Федор, прислушиваясь к его дыханию, ощутил, как что-то защекотало щеку... Эту свою ласку, эту любовь отец пронес в себе по всем нивам и полосам. А он, сын... Посылал переводы, раз или два в год – поздравительную открытку, где в нескольких, начертанных казенной рукой строках – глухие слова: «Жив, здоров». Он никогда не сказал отцу нежного слова. То ли грозная война выгрызла такие слова из сердца, то ли расстояние поглотило их. Ему казалось, что так будет всегда: старая хата в Голубой долине, высокая груша над хатой, и он, его отец, каждую осень станет собирать спелые, желтые плоды. А вот сейчас они падают на траву, и некому больше их собирать...
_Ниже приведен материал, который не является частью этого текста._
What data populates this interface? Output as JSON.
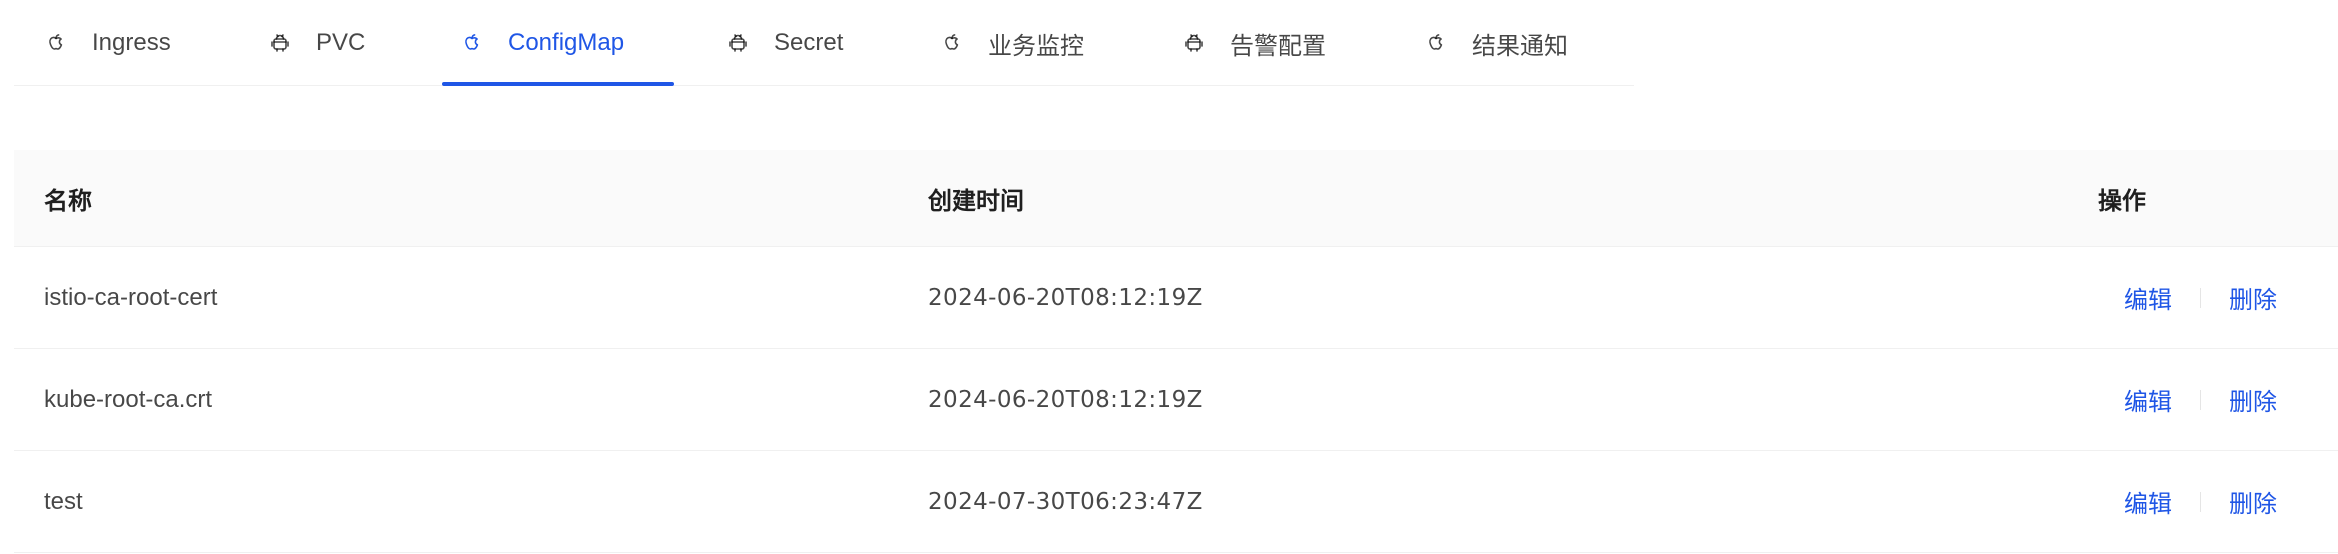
{
  "tabs": [
    {
      "label": "Ingress",
      "icon": "apple-icon"
    },
    {
      "label": "PVC",
      "icon": "android-icon"
    },
    {
      "label": "ConfigMap",
      "icon": "apple-icon",
      "active": true
    },
    {
      "label": "Secret",
      "icon": "android-icon"
    },
    {
      "label": "业务监控",
      "icon": "apple-icon"
    },
    {
      "label": "告警配置",
      "icon": "android-icon"
    },
    {
      "label": "结果通知",
      "icon": "apple-icon"
    }
  ],
  "table": {
    "columns": [
      "名称",
      "创建时间",
      "操作"
    ],
    "rows": [
      {
        "name": "istio-ca-root-cert",
        "created": "2024-06-20T08:12:19Z"
      },
      {
        "name": "kube-root-ca.crt",
        "created": "2024-06-20T08:12:19Z"
      },
      {
        "name": "test",
        "created": "2024-07-30T06:23:47Z"
      }
    ],
    "actions": {
      "edit": "编辑",
      "delete": "删除"
    }
  },
  "colors": {
    "accent": "#1f56e6",
    "header_bg": "#fafafa",
    "border": "#f0f0f0"
  }
}
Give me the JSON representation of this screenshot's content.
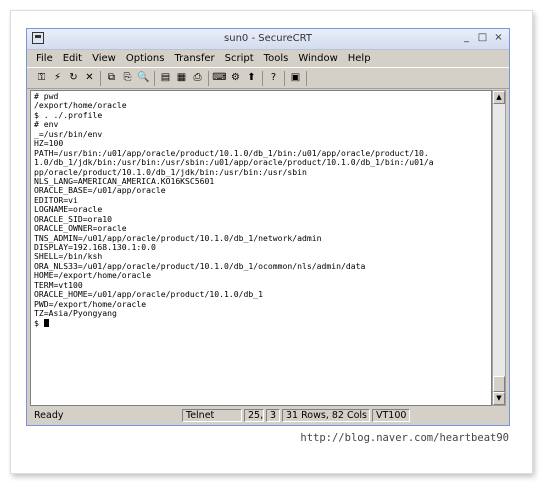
{
  "window": {
    "title": "sun0 - SecureCRT"
  },
  "title_buttons": [
    "_",
    "□",
    "×"
  ],
  "menu": [
    "File",
    "Edit",
    "View",
    "Options",
    "Transfer",
    "Script",
    "Tools",
    "Window",
    "Help"
  ],
  "toolbar_icons": [
    [
      "connect-icon",
      "quick-connect-icon",
      "reconnect-icon",
      "disconnect-icon"
    ],
    [
      "copy-icon",
      "paste-icon",
      "find-icon"
    ],
    [
      "session-options-icon",
      "global-options-icon",
      "print-icon"
    ],
    [
      "keymap-icon",
      "settings-icon",
      "upload-icon"
    ],
    [
      "help-icon"
    ],
    [
      "about-icon"
    ]
  ],
  "toolbar_glyphs": [
    [
      "⚿",
      "⚡",
      "↻",
      "✕"
    ],
    [
      "⧉",
      "⎘",
      "🔍"
    ],
    [
      "▤",
      "▦",
      "⎙"
    ],
    [
      "⌨",
      "⚙",
      "⬆"
    ],
    [
      "?"
    ],
    [
      "▣"
    ]
  ],
  "terminal": {
    "lines": [
      "# pwd",
      "/export/home/oracle",
      "$ . ./.profile",
      "# env",
      "_=/usr/bin/env",
      "HZ=100",
      "PATH=/usr/bin:/u01/app/oracle/product/10.1.0/db_1/bin:/u01/app/oracle/product/10.",
      "1.0/db_1/jdk/bin:/usr/bin:/usr/sbin:/u01/app/oracle/product/10.1.0/db_1/bin:/u01/a",
      "pp/oracle/product/10.1.0/db_1/jdk/bin:/usr/bin:/usr/sbin",
      "NLS_LANG=AMERICAN_AMERICA.KO16KSC5601",
      "ORACLE_BASE=/u01/app/oracle",
      "EDITOR=vi",
      "LOGNAME=oracle",
      "ORACLE_SID=ora10",
      "ORACLE_OWNER=oracle",
      "TNS_ADMIN=/u01/app/oracle/product/10.1.0/db_1/network/admin",
      "DISPLAY=192.168.130.1:0.0",
      "SHELL=/bin/ksh",
      "ORA_NLS33=/u01/app/oracle/product/10.1.0/db_1/ocommon/nls/admin/data",
      "HOME=/export/home/oracle",
      "TERM=vt100",
      "ORACLE_HOME=/u01/app/oracle/product/10.1.0/db_1",
      "PWD=/export/home/oracle",
      "TZ=Asia/Pyongyang"
    ],
    "prompt": "$ "
  },
  "status": {
    "ready": "Ready",
    "protocol": "Telnet",
    "row": "25,",
    "col": "3",
    "size": "31 Rows, 82 Cols",
    "emulation": "VT100"
  },
  "watermark": "http://blog.naver.com/heartbeat90"
}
Федор вытер рукой щеку, вышел из хаты. Побрел через огород, лугом, по пути срывая васильки, дикую мяту. В голове пустота, тупая боль... Человек частенько глубокомысленно философствует о смерти, пока не увидит ее поблизости от своего двора...

Вернулся домой с большим пучком цветов и трав в руке.

Шагнул в калитку – и словно слепая пуля пресекла его путь, будто молния пронзила сердце. На скамье крыльца сидела Марина. В деревенском, темного цвета, платке, на коленях – чемоданчик с врачебными принадлежностями.

Выходит, не зря вещало сердце и мысли так неотступно вращались вокруг Павловых слов. Марина!.. Бывшая его, а теперь Павлова жена. Да, да!.. Чему ж тут удивляться? Они знали друг друга, он сам познакомил их.

Она слегка побледнела, и по ее руке прошла мелкая дрожь. Хотя она уже знала о его приезде и была готова к этой встрече, глаза ее были широко раскрыты, словно призывали на помощь весь свет.

– Здравствуй...

– Здравствуй! – И не сдержался. – Ты?!.

– Чего ж тут удивляться? Сам когда-то не скупился на похвалы Новой Гребле, вот мне и захотелось побывать здесь. – Слова прежней легкомысленной Марины, только сейчас казалось, что не она их произносит. И ей самой стало неловко за них. – С Павлом приехала.